Because I was so patently unhappy, it affected how I pursued intimacy: I was largely unapproachable because I looked like a miserable troll (ok, I was) and with that rejection came the assumption that I couldn’t find a partner (or hell, a hookup for that matter) because I truly believed I was physically heinous. Because I believed a lie that I had been telling myself for so long regarding my appearance – thanks, toxic secrecy – I decided I shouldn’t expect anything stable and wholesome out of a partner and that I should just take what I could get. (I’m lucky I didn’t end up with something Ajax couldn’t wash off with that mentality.)
In my case, it went even further. I was so utterly unhappy I began a struggle with substance abuse that lasted almost two decades.
This is the insidious nature of toxic secrecy: with every lie, with every fearful glance around the room to see if anyone noticed you checking out that hot guy or girl, with every damning word of negative self-talk the secrecy steals your personhood and your right to be happy and open and as emotionally healthy as anyone else. Unchecked, it is a thief with the key to the normalcy you deserve. In my case, it took YEARS to identify what was happening. The point, though, is that I did eventually identify it and I began taking steps to undo the years of trauma – to include the self-induced variety.
Where I found help – and you can, too
So, with the knowledge of how toxic secrecy works, what it is and the potential for emotional and mental harm, what resources are available to help us eventually gut the monster within?
Personally, when I got serious, I welcomed every conceivable form of help. I saw (and still see) a therapist. (I don’t understand why some people feel weird about therapy. Honey, my motto is that EVERYBODY could use a little therapy. Trust.) I relied heavily on friends to allow myself a safe place for expression and to verbalize my troubled feelings. I went to rehab and worked a program with AA and NA. I also see a psychiatrist. There are professionals who specialize in LGBT therapy and whose sole purpose is to help people through these situations. Organizations exist, as well, that work with LGBT youths and young adults. Eventually, I learned to lean in on truth – no matter how scary. Fear and secrecy nearly killed me, and I was damned if I’d let it win for lack of courage.
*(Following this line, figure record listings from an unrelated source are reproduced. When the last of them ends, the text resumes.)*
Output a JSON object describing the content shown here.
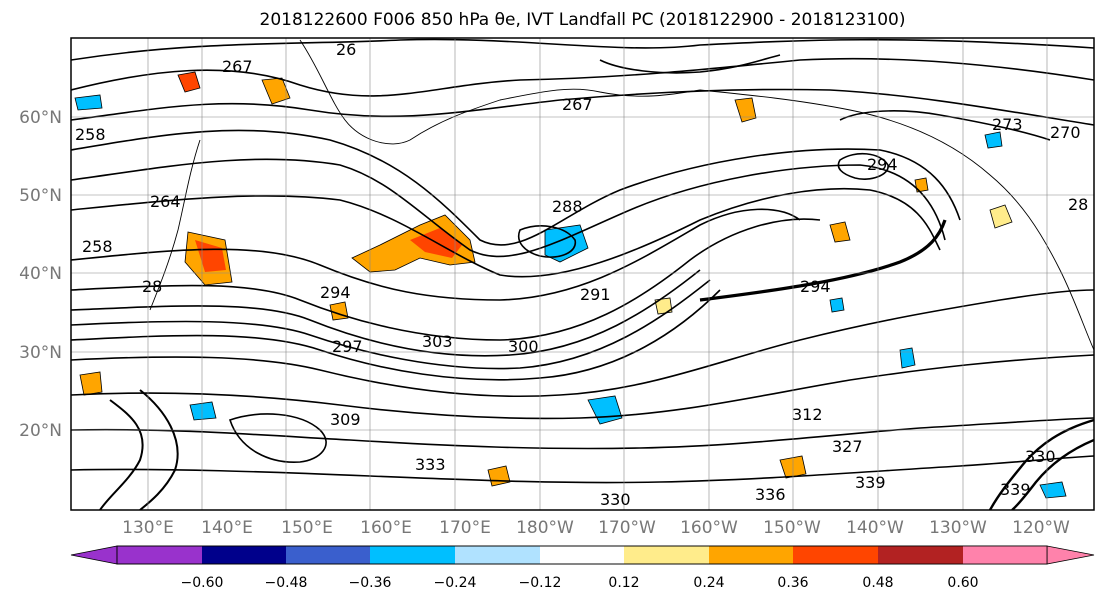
{
  "title": "2018122600 F006 850 hPa θe, IVT Landfall PC (2018122900 - 2018123100)",
  "map": {
    "lat_labels": [
      "60°N",
      "50°N",
      "40°N",
      "30°N",
      "20°N"
    ],
    "lon_labels": [
      "130°E",
      "140°E",
      "150°E",
      "160°E",
      "170°E",
      "180°W",
      "170°W",
      "160°W",
      "150°W",
      "140°W",
      "130°W",
      "120°W"
    ],
    "contour_labels": [
      "267",
      "26",
      "267",
      "258",
      "264",
      "258",
      "28",
      "288",
      "294",
      "291",
      "300",
      "303",
      "294",
      "273",
      "270",
      "28",
      "294",
      "297",
      "309",
      "312",
      "330",
      "333",
      "336",
      "327",
      "339",
      "339",
      "330"
    ]
  },
  "colorbar": {
    "colors": [
      "#9932cc",
      "#00008b",
      "#3a5fcd",
      "#00bfff",
      "#b0e2ff",
      "#ffffff",
      "#ffec8b",
      "#ffa500",
      "#ff4500",
      "#b22222",
      "#ff82ab"
    ],
    "tick_labels": [
      "−0.60",
      "−0.48",
      "−0.36",
      "−0.24",
      "−0.12",
      "0.12",
      "0.24",
      "0.36",
      "0.48",
      "0.60"
    ]
  }
}
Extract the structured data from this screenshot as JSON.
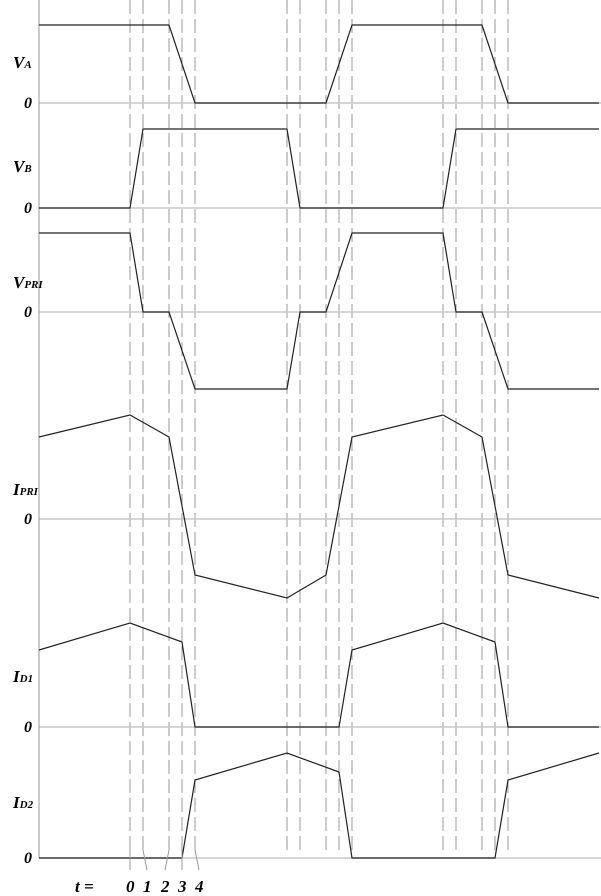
{
  "signals": [
    {
      "name": "V",
      "sub": "A",
      "zero": "0"
    },
    {
      "name": "V",
      "sub": "B",
      "zero": "0"
    },
    {
      "name": "V",
      "sub": "PRI",
      "zero": "0"
    },
    {
      "name": "I",
      "sub": "PRI",
      "zero": "0"
    },
    {
      "name": "I",
      "sub": "D1",
      "zero": "0"
    },
    {
      "name": "I",
      "sub": "D2",
      "zero": "0"
    }
  ],
  "time_axis": {
    "label": "t =",
    "instants": [
      "0",
      "1",
      "2",
      "3",
      "4"
    ]
  },
  "colors": {
    "waveform": "#222222",
    "baseline": "#c8c8c8",
    "dashed": "#999999",
    "axis": "#999999"
  }
}
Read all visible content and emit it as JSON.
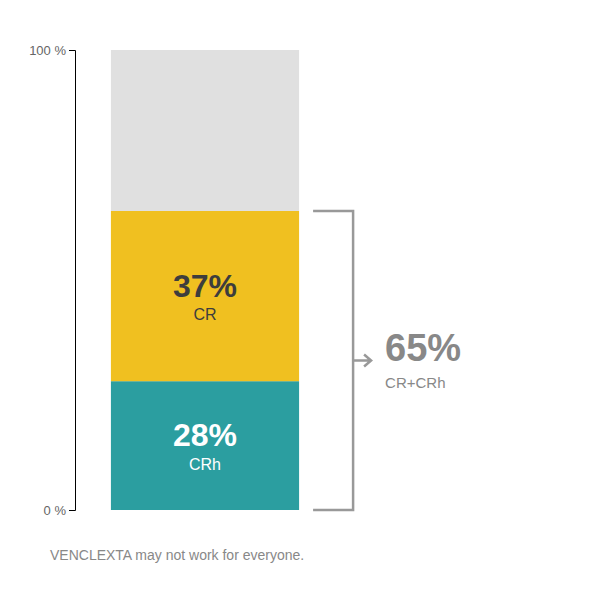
{
  "chart_data": {
    "type": "bar",
    "stacked": true,
    "categories": [
      null
    ],
    "series": [
      {
        "name": "CRh",
        "color": "#2B9EA0",
        "values": [
          28
        ],
        "value_labels": [
          "28%"
        ]
      },
      {
        "name": "CR",
        "color": "#F0C020",
        "values": [
          37
        ],
        "value_labels": [
          "37%"
        ]
      },
      {
        "color": "#E0E0E0",
        "values": [
          35
        ]
      }
    ],
    "data_labels": true,
    "ylim": [
      0,
      100
    ],
    "yticks": [
      {
        "value": 0,
        "label": "0 %"
      },
      {
        "value": 100,
        "label": "100 %"
      }
    ],
    "tick_labels": "y",
    "grid": false,
    "annotations": [
      {
        "text": "65%",
        "subtext": "CR+CRh",
        "range": [
          0,
          65
        ]
      }
    ],
    "footnote": "VENCLEXTA may not work for everyone."
  }
}
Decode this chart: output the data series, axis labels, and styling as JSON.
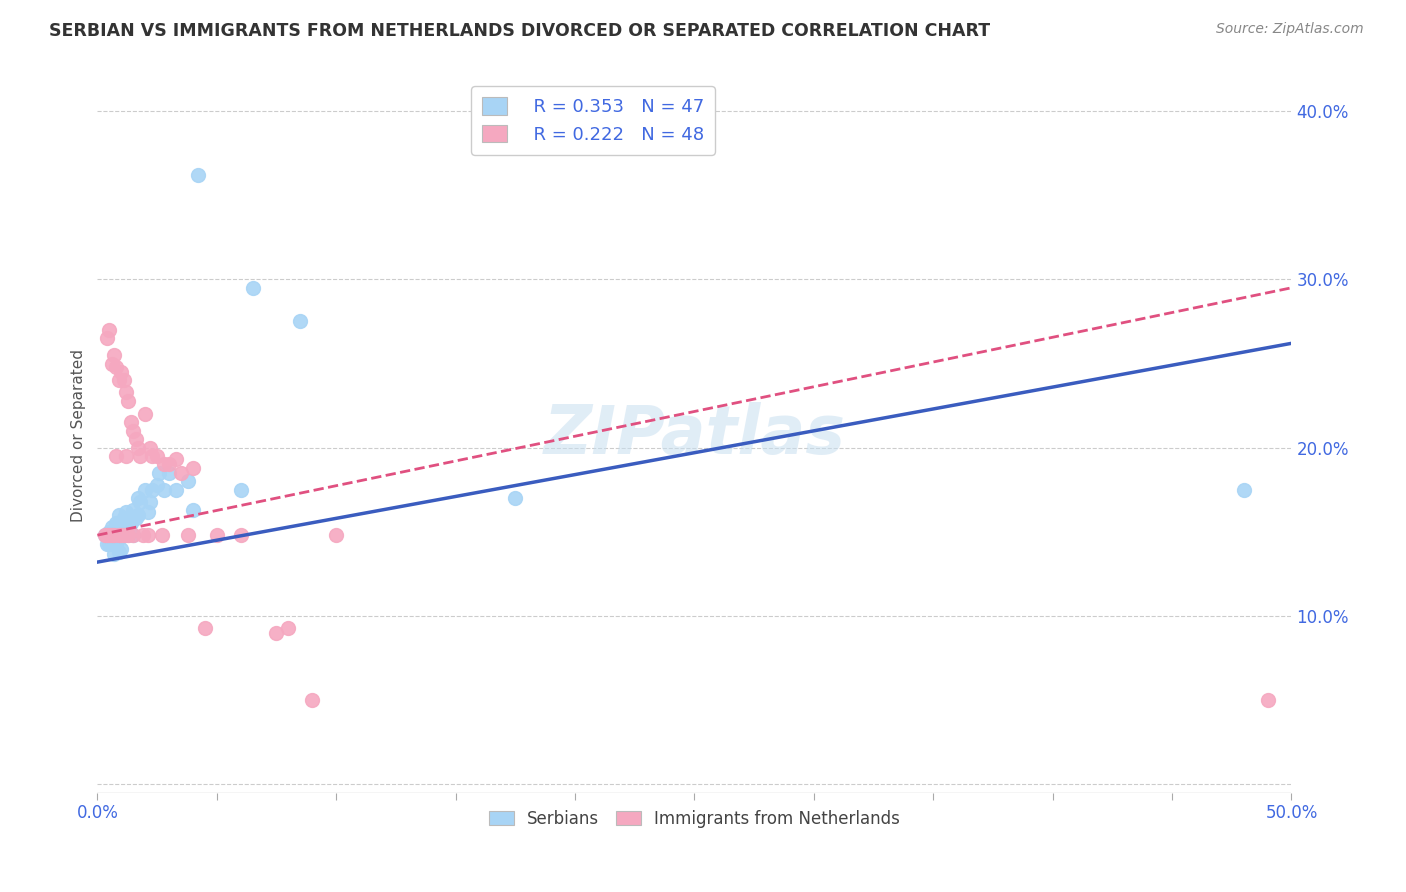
{
  "title": "SERBIAN VS IMMIGRANTS FROM NETHERLANDS DIVORCED OR SEPARATED CORRELATION CHART",
  "source": "Source: ZipAtlas.com",
  "ylabel": "Divorced or Separated",
  "xlim": [
    0.0,
    0.5
  ],
  "ylim": [
    -0.005,
    0.42
  ],
  "yticks": [
    0.0,
    0.1,
    0.2,
    0.3,
    0.4
  ],
  "ytick_labels": [
    "",
    "10.0%",
    "20.0%",
    "30.0%",
    "40.0%"
  ],
  "legend_r1": "R = 0.353",
  "legend_n1": "N = 47",
  "legend_r2": "R = 0.222",
  "legend_n2": "N = 48",
  "blue_color": "#a8d4f5",
  "pink_color": "#f5a8c0",
  "blue_line_color": "#3a5cbf",
  "pink_line_color": "#e05080",
  "watermark": "ZIPatlas",
  "blue_line_start_y": 0.132,
  "blue_line_end_y": 0.262,
  "pink_line_start_y": 0.148,
  "pink_line_end_y": 0.295,
  "serbians_x": [
    0.003,
    0.004,
    0.005,
    0.005,
    0.006,
    0.006,
    0.007,
    0.007,
    0.007,
    0.008,
    0.008,
    0.009,
    0.009,
    0.009,
    0.01,
    0.01,
    0.01,
    0.011,
    0.011,
    0.012,
    0.012,
    0.013,
    0.013,
    0.014,
    0.015,
    0.015,
    0.016,
    0.017,
    0.017,
    0.018,
    0.02,
    0.021,
    0.022,
    0.023,
    0.025,
    0.026,
    0.028,
    0.03,
    0.033,
    0.038,
    0.04,
    0.042,
    0.06,
    0.065,
    0.085,
    0.175,
    0.48
  ],
  "serbians_y": [
    0.148,
    0.143,
    0.15,
    0.143,
    0.148,
    0.153,
    0.148,
    0.143,
    0.137,
    0.155,
    0.143,
    0.16,
    0.148,
    0.138,
    0.155,
    0.148,
    0.14,
    0.158,
    0.148,
    0.162,
    0.152,
    0.158,
    0.148,
    0.155,
    0.163,
    0.148,
    0.158,
    0.17,
    0.16,
    0.168,
    0.175,
    0.162,
    0.168,
    0.175,
    0.178,
    0.185,
    0.175,
    0.185,
    0.175,
    0.18,
    0.163,
    0.362,
    0.175,
    0.295,
    0.275,
    0.17,
    0.175
  ],
  "netherlands_x": [
    0.003,
    0.004,
    0.004,
    0.005,
    0.005,
    0.006,
    0.006,
    0.007,
    0.007,
    0.008,
    0.008,
    0.009,
    0.009,
    0.01,
    0.01,
    0.011,
    0.011,
    0.012,
    0.012,
    0.013,
    0.013,
    0.014,
    0.015,
    0.015,
    0.016,
    0.017,
    0.018,
    0.019,
    0.02,
    0.021,
    0.022,
    0.023,
    0.025,
    0.027,
    0.028,
    0.03,
    0.033,
    0.035,
    0.038,
    0.04,
    0.045,
    0.05,
    0.06,
    0.075,
    0.08,
    0.09,
    0.1,
    0.49
  ],
  "netherlands_y": [
    0.148,
    0.265,
    0.148,
    0.27,
    0.148,
    0.25,
    0.148,
    0.255,
    0.148,
    0.248,
    0.195,
    0.24,
    0.148,
    0.245,
    0.148,
    0.24,
    0.148,
    0.233,
    0.195,
    0.228,
    0.148,
    0.215,
    0.21,
    0.148,
    0.205,
    0.2,
    0.195,
    0.148,
    0.22,
    0.148,
    0.2,
    0.195,
    0.195,
    0.148,
    0.19,
    0.19,
    0.193,
    0.185,
    0.148,
    0.188,
    0.093,
    0.148,
    0.148,
    0.09,
    0.093,
    0.05,
    0.148,
    0.05
  ]
}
Keep in mind that just because we find strength in honesty it doesn’t necessarily mean all our issues are magically resolved, especially when it comes to acceptance from others. True emotional maturity shows us that even if some of our fears are realized and we lose some people in our lives because they aren’t comfortable with our truth THAT’S OK. It might hurt like hell, but we survive it. Our happiness is not contingent on other people’s acceptance. (Read that again.) Find yourself and honor yourself enough to demand your happiness and your right to be as open as the next person. Make no mistake about it: the ultimate reason toxic secrecy causes so much harm is that it is a literal muting of the self and the deferment of our wholeness. We all deserve better. You deserve better.